La prima ondata Covid non ci ha insegnato molto. Ecco perché
Contagi Covid e dintorni. Dal ministro della Salute, Roberto Speranza, e dal vice Pierpaolo Sileri, abbiamo avuto – rispettivamente – una formale conferma e una coraggiosa ammissione.
Speranza ci ha detto che “L’Italia resiste ma peggiora”, traduzione severa, che peraltro fa un tantino vacillare il cognome del ministro, d’una tra le più gustose battute di Woody Allen: “Dio é morto, Marx pure, e anche io non mi sento molto bene”.

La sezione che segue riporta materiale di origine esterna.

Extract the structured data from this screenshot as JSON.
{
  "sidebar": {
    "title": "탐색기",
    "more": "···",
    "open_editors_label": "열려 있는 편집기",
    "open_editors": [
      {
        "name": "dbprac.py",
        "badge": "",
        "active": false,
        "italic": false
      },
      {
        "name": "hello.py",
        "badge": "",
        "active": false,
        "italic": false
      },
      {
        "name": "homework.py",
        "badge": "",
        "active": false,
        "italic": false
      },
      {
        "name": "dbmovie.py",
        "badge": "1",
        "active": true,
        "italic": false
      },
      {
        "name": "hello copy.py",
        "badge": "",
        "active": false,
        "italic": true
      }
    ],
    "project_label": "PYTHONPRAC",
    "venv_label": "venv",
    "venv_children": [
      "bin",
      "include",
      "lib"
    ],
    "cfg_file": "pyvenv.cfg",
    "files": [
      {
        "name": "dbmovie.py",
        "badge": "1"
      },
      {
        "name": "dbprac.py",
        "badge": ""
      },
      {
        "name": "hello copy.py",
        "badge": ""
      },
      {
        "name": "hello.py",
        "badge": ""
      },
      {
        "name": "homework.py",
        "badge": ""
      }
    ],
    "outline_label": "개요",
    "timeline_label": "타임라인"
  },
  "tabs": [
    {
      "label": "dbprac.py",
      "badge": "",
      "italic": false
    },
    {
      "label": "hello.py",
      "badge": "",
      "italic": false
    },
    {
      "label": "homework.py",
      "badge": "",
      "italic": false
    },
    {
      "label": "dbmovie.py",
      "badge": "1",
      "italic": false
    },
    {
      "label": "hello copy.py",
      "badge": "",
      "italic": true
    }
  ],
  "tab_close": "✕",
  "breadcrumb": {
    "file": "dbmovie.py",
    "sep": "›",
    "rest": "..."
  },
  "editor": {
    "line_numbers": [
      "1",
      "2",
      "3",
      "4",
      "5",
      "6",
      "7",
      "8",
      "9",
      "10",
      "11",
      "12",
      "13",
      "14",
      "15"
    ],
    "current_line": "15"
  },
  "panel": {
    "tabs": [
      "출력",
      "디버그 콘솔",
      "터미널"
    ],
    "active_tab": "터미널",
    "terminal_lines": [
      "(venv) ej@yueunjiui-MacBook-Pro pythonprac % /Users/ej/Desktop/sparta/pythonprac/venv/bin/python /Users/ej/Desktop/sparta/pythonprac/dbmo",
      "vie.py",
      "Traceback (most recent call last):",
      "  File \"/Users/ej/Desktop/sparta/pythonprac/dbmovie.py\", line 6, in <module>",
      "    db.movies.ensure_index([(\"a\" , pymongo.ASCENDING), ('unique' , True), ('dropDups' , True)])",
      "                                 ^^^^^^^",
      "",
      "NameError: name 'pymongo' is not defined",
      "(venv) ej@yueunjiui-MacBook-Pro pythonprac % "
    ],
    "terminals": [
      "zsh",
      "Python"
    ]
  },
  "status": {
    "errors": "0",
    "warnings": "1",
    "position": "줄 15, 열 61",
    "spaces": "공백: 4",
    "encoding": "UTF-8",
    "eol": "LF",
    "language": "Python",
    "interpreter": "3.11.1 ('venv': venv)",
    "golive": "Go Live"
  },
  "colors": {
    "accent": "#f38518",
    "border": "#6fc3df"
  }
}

Sileri – che ha maggiori competenze specifiche di Speranza, essendo e medico ed accademico – ospite al “Di martedì” di Floris su La 7- con grande onestà intellettuale ha riconosciuto che c’è una lentezza generalizzata nella esecuzione ed esame dei tamponi, per cui si rende indispensabile introdurre sostanziali correttivi. In buona sostanza, giusto per citare in qualche modo la nostra Irpinia, il viceministro ha detto oggi ciò che il mio amico “mirabellano” Nino Schena va decidendo da sei mesi, ossia da quando é cominciata questa storiaccia della pandemia.
Ora, Nino Schena non è stato insignito del Nobel per la Medicina. Egli è un onesto biologo che per 40 anni ha lavorato nei laboratori degli ospedali di Bisaccia e di Sant’Angelo dei Lombardi. Per dire che, non essendo nemmeno uno scienziato di Epidemiologia, soltanto affidandosi alla logica elementare ed al buon senso sei mesi fa poté individuare nella lentezza dei tamponi la causa della conseguente lentezza dei tracciamenti Covid e, dunque, l’efficacia dimezzata dei protocolli Oms per contrastare la diffusione del contagio.
Bisogna convenire che Sileri ha avuto un bel coraggio a dire le cose che ha detto, però con un neo che non gli torna ad onore. Infatti, incalzato da Floris (“Lei è viceministro, perché non interviene?”), il rappresentante del governo é inciampato nell’eterno alibi dei politici che si nascondono dietro la foglia di fico della tecnocrazia: c’è un comitato tecnico – ha detto sostanzialmente Sileri – e noi dobbiamo seguire le sue indicazioni. Ergo, un comitato – che del resto non pare ne abbia fino ad ora indovinate tante – dice una cazzata, e la politica s’inchina, decide in quel senso e ringrazia.
Intanto accade ciò che sta accadendo. Sarà pure, come dice il ministro, che assieme alla Germania siamo i due Paesi oggi meglio messi in Europa per numero quotidiani di positivi, di guariti e di decessi. Ma ciò non può esserci di conforto. Perché, a differenza degli altri Paesi europei, noi abbiamo già dato abbondantemente nel corso della prima ondata Covid: é necessario, al riguardo, ricordare la conta delle vittime, le bare di Bergamo e i sacrifici giustamente imposti agli italiani e da noi italiani accettati e fatti?
Il problema è che l’esperienza drammatica vissuta nella prima fase non pare ci abbia insegnato molto, almeno rispetto alla questione tamponi. E tanto – inutile girarci intorno – é addebitabile proprio al comitato tecnico dietro il cui tavolo sembra oggi nascondersi Sileri. Lo stesso perenne conflitto tra governo centrale e governi regionali non riesce a trovare una soluzione definitiva. Il risultato è che si continua ad andare in ordine sparso: la sensazione è che le prove muscolari del ministero della Salute e del comitato tecnico siano più mirate ad ostentare potere che non a risolvere i nodi nel modo più adeguato. Di fatto c’è che le amministrazioni regionali vivono più direttamente le realtà territoriali, per cui sarebbe saggio evitare contrasti e rallentamenti che producono effetti devastanti.
Si può sperare in un rinsavimento generale capace di riportare al centro dell’attenzione e dell’azione l’unica, vera priorità che abbiamo, cioè quella di sconfiggere il Covid?